Reality Forces EU to Soften Stance on Greece
Germany and the International Monetary Fund appeared to soften their stance on the Greek debt crisis over the weekend ahead of an European Union summit which could decide whether the debt-ridden euro member is given a new tranche of international aid.
"On the one hand, we should demand that the agreements on which we decided together are kept. But on the other hand, we should, in our role as friends and partners, offer assistance and support, " she said.
Christine Lagarde , the managing director of the IMF, said too much austerity in Greece could impact the credibility of the plan to bring its debt burden under control, in an interview with CNBC's Maria Bartiromo.
"If we put upon them obligations that they simply cannot deliver on, because it's just too hard and too much — the program is not going to be credible. So, our position is that we would rather have a program that is difficult but credible, rather than a program that is going to be so difficult that it is not credible. It takes time, " Lagarde said.
With the Greek economy stuck in a deep recession and unemployment topping 25 percent , the "troika" (the European Commission, the European Central Bank , and the IMF) is reported to be about to give Greece the time it is needed. Der Spiegel, the German magazine, reported that Athens will be given another two years to implement tough budget cuts and reforms.
According to Der Spiegel, the troika now expects Greece to miss its debt targets under the terms of its bailout with the ECB and IMF. The IMF expects total Greek debt to hit 140 percent by the end of the decade, versus a target of 120 percent of gross domestic product . The Spiegel report claims public-sector creditors will need to forgive some of Greece's debt to achieve that target.

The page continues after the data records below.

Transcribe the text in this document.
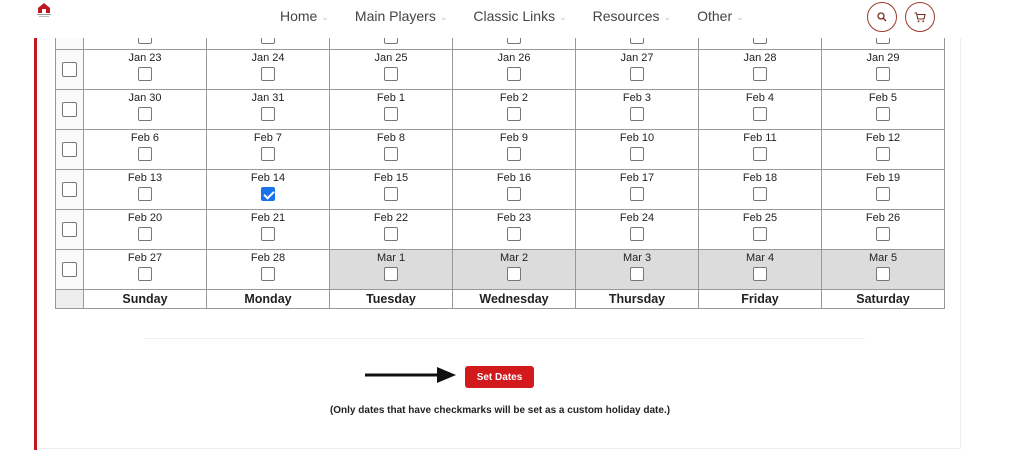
Home ⌄ Main Players ⌄ Classic Links ⌄ Resources ⌄ Other ⌄

	Jan 23	Jan 24	Jan 25	Jan 26	Jan 27	Jan 28	Jan 29

	Jan 30	Jan 31	Feb 1	Feb 2	Feb 3	Feb 4	Feb 5

	Feb 6	Feb 7	Feb 8	Feb 9	Feb 10	Feb 11	Feb 12

	Feb 13	Feb 14	Feb 15	Feb 16	Feb 17	Feb 18	Feb 19

	Feb 20	Feb 21	Feb 22	Feb 23	Feb 24	Feb 25	Feb 26

	Feb 27	Feb 28	Mar 1	Mar 2	Mar 3	Mar 4	Mar 5

	Sunday	Monday	Tuesday	Wednesday	Thursday	Friday	Saturday
Set Dates
(Only dates that have checkmarks will be set as a custom holiday date.)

Greece itself expects another year of recession in 2013, with the economy contracting by nearly 4 percent and its debt-to-GDP ratio hitting 179 percent.

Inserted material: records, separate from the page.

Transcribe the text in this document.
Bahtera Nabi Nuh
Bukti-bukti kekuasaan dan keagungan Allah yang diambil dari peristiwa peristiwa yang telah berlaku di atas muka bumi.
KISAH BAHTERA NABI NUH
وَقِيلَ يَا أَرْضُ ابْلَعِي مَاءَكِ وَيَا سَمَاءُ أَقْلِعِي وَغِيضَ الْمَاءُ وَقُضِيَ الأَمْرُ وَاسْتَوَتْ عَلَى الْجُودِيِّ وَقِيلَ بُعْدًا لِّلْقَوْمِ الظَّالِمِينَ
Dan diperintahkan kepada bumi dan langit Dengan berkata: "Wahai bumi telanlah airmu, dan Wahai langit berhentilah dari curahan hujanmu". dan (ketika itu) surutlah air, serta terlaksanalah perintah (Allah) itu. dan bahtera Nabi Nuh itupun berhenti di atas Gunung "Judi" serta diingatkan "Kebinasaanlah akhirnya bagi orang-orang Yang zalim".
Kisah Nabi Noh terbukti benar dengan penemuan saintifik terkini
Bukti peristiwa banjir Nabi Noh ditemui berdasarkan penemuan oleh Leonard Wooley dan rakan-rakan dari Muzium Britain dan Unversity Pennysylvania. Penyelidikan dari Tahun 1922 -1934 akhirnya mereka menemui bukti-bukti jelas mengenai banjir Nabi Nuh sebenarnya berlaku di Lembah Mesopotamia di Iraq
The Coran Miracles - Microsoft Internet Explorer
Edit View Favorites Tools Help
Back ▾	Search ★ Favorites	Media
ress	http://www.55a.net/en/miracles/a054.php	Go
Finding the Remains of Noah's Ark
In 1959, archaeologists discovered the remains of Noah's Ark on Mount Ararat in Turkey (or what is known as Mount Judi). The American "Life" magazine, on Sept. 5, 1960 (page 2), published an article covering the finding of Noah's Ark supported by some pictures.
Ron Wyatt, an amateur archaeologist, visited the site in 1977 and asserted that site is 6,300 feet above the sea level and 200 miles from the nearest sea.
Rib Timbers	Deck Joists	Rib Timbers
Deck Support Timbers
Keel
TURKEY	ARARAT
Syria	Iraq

Over the weekend, a leading member of the ECB governing council indicated that plans where afoot to help Greece lower its debt to GDP ratio. German ECB board member Joerg Asmussen said Athens may be able to buy back some its bonds with cash from the European Stability Mechanism.
While key players are softening their stance on Greece, others in Northern Europe may not have seen the memo.
"It's most probable that they will leave, " said the Swedish Finance Minister Anders Borg, referring to Greece as the IMF meeting in Tokyo drew to a close. "We shouldn't rule out this happening in the next half-year."